Mis à jour le 20 juill. 2011
AGENCE FRANCE-PRESSE

Dans ce document, le général Zamir, qui a quitté ses fonctions de chef de service du personnel de l'armée il y a un mois, s'inquiète de facteurs qui «remettent en cause le rôle traditionnel de Tsahal comme armée du peuple», pointant notamment du doigt «la montée d'un extrémisme religieux».

Il dénonce la tendance de l'armée à céder aux exigences des rabbins ultra-orthodoxes qui s'opposent à la mixité, estimant que ces concessions entraînent une «coercition insupportable pour le personnel féminin».

Selon le Haaretz, les plaintes déposées par des soldates et des femmes officiers auprès de l'état-major s'accumulent. Ces dernières se voient refuser de servir dans certaines unités, devenues exclusivement masculines sous la pression de milieux religieux.

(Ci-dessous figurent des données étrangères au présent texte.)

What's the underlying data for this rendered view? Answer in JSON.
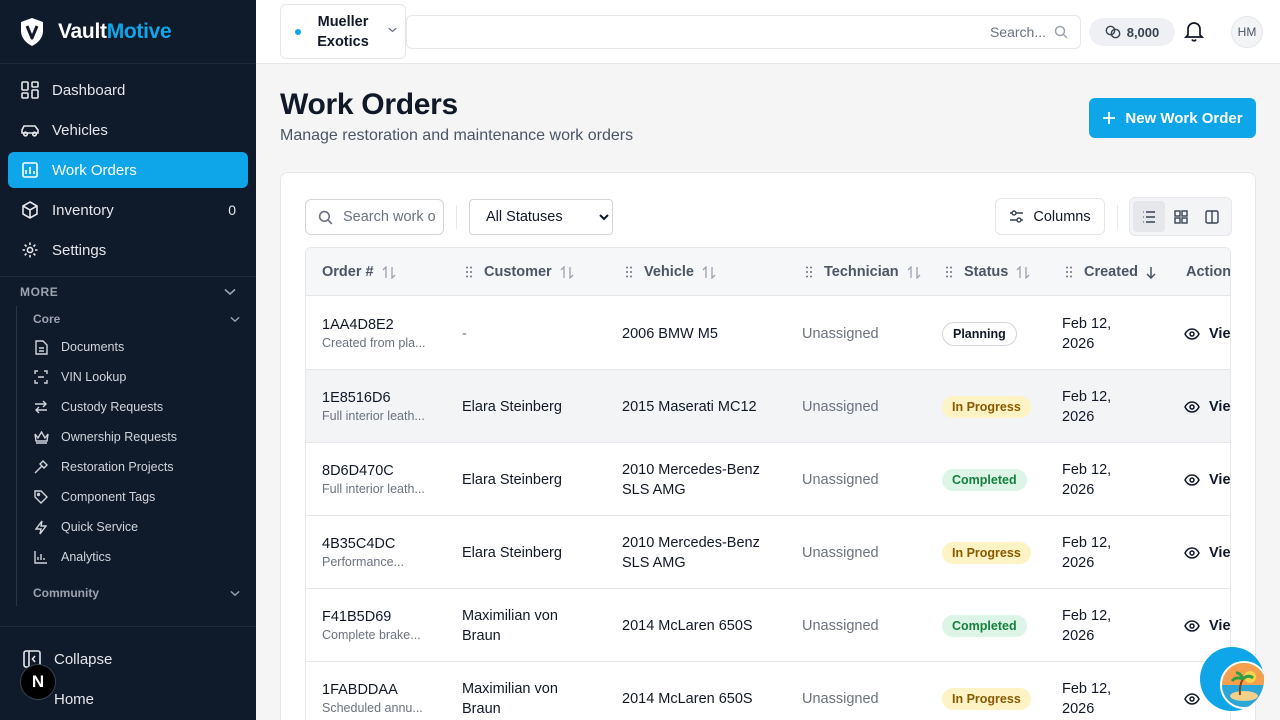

Le général Zamir propose en outre de retirer au rabbinat le rôle du renforcement de la «conscience juive» dans l'armée, pour confier cette tâche au service de l'Éducation, après que des recrues, selon le journal, se sont plaints d'un «bourrage de crâne religieux et ultra-nationaliste».

Récemment, l'armée a renforcé le déploiement des aumôniers militaires dans les unités et changé la formule de la prière Yizkor «Souviens-toi» lors des cérémonies pour les soldats tombés au champ d'honneur, en dépit des protestations de familles laïques.

Au lieu que ce soit le «peuple d'Israël» qui soit appelé à «se souvenir», c'est Dieu qui est désormais appelé à le faire.